At the festival, a female science fiction writer complained: why must I be targeted as a woman when I write fiction about science? I may be a biological woman, but why should that restrict what I can write? I remembered that as a young writer, and as a young woman, I shared her frustration, but I gave it up as soon as I realized that my writing didn’t emerge from some gender-neutral science laboratory.
When women were not on the page, it was an absence. My favorite writers of novels missed the women's perspective. My own life experience was visibly missing from classical novels. The women characters were lame, my world was not that world of canonic literary classics, I was invisible there, and not withstanding the fact that literature was my safe place, and a source of worldly education, I was miserable. I had no power, I had no words. My experience and wisdom had not been captured in those novels I read. It was in my body, as in every other living woman through history, outside of genre, in a gender gap.
As a woman without a fatherland and without a mother language, my own literature had to be born ante literam. The luxury of writing without a gender also has a gender, it is male “mainstream.” But the stream is not the ocean, and dams can break.
In Bangalore I did a “book signing” without books! My books have never been in print in India, but I do have website with many of my books online, and an old fashioned pen in my hand. A handshake, a signature, and a hug for a book from a website address! It was fair barter.
Bangalore has many temples, small and big, fancy and clean, awkward and trashy. The whole city conveys the impression of a temple on the move. The pavements are broken by banyan roots, the skies are speckled with vultures, the soil is overrun by small but aggressive striped squirrels, so watch your step!
The traffic is Los Angeles times ten, with no lane or crossing discipline. Pedestrians including the numerous cows and dogs simply amble through the noisy torrent of motor-rickshaws, endless scooters, bikes ringing, cars honking, trucks blasting. Traffic policemen occasionally shake-down the worst offenders, who can either appear in court or else cough up half the cash on the spot, for cop’s pocket. Somehow the whizzing vehicles respectfully avoid killing elderly women and small children.
In the old summer palace of the Sultan Tipu, a historic structure which in Italy would be guarded relentlessly with video cams, the local people sat on the gleaming wooden stairs, meditating, solemn. A little girl danced as endlessly as an extra in a Bollywood movie, gently applauded by her neighbors.

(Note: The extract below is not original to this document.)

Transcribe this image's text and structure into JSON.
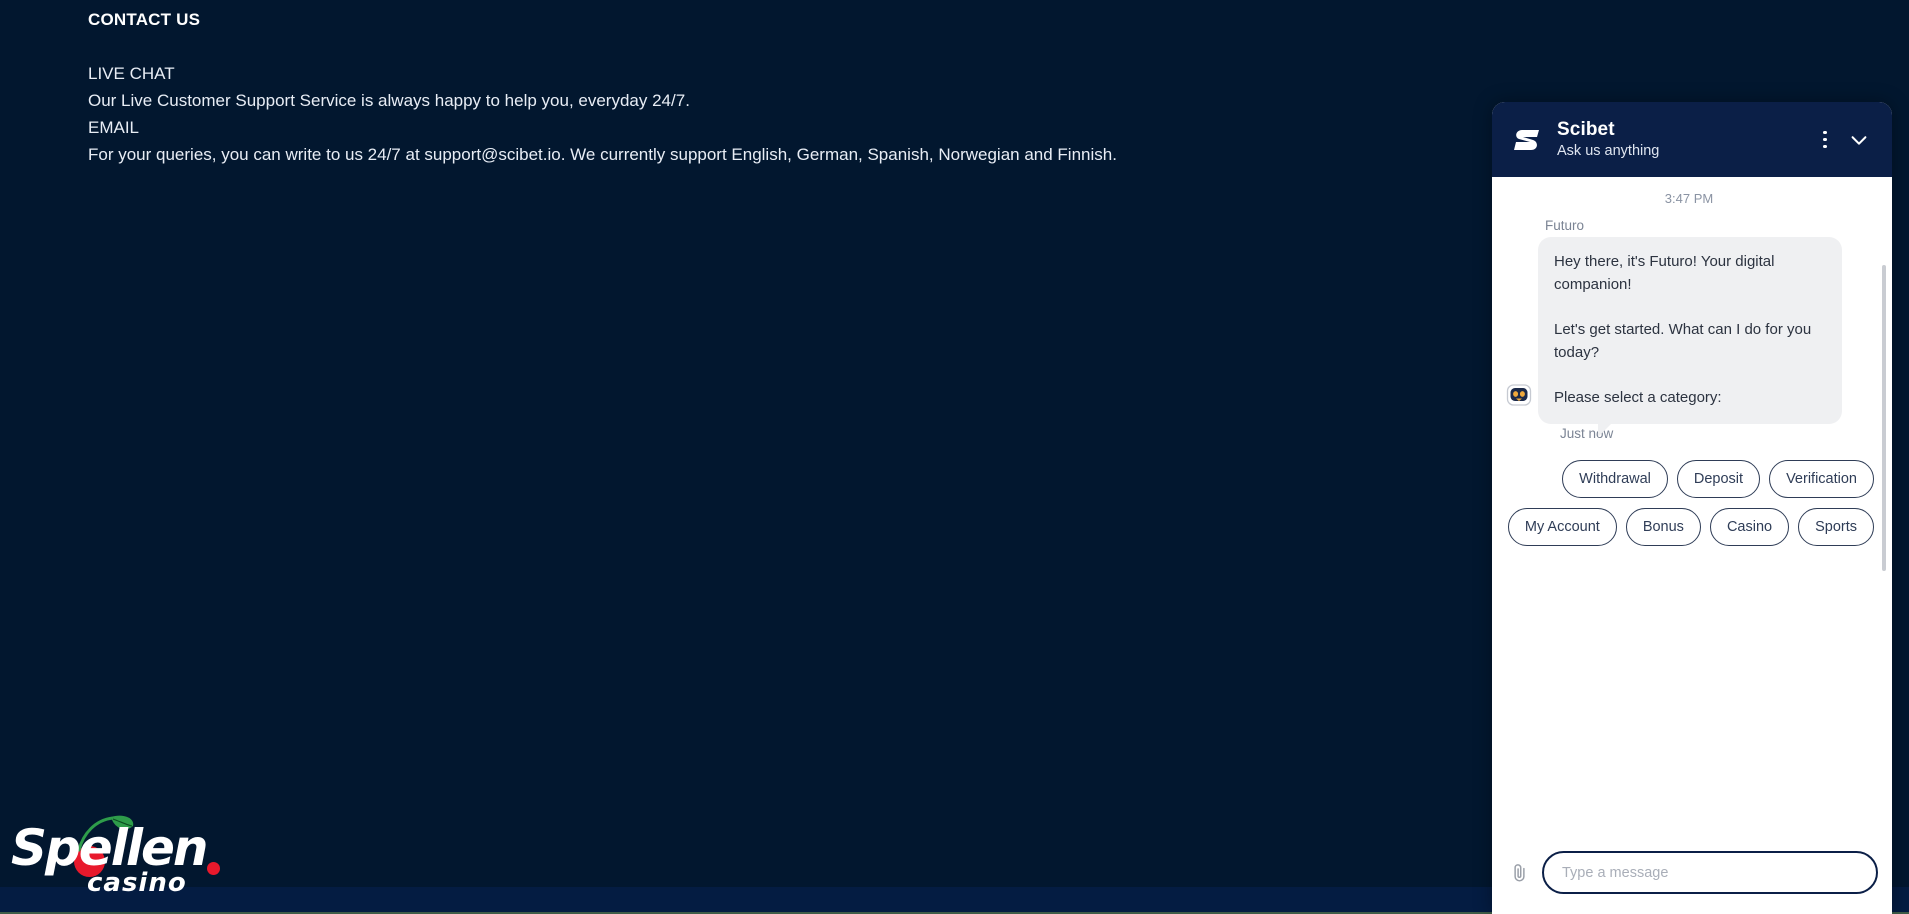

It is a densely crowded, communal life in India. Most every task that might be done by one person in the West is parceled out among three or four people, then performed for an audience.
In a coffee shop I simply asked for a cold soda. The waiter conveyed the request to the boss; the owner gave the waiter a key to the refrigerator; another waiter opened the fridge, yet another retrieved the bottle and, finally, my original waiter, with a flourish, brought it to me, opened it and carefully poured it out for me. Then I drank it in a rather showy fashion, because, after all that fuss, I felt obliged.
People want to listen and to serve: in my hotel the Don’t Disturb sign is replaced by the written board: Please let us clean the room soon, our pleasure is to serve you. As a writer, as an activist, I confess I feel much the same.
I feel edified and cleansed after being in Bangalore. In India, people check on your condition all the time, emotionally and materially. Then they certify your stay with a nice red stamp, ink in your passport, or henna on your body.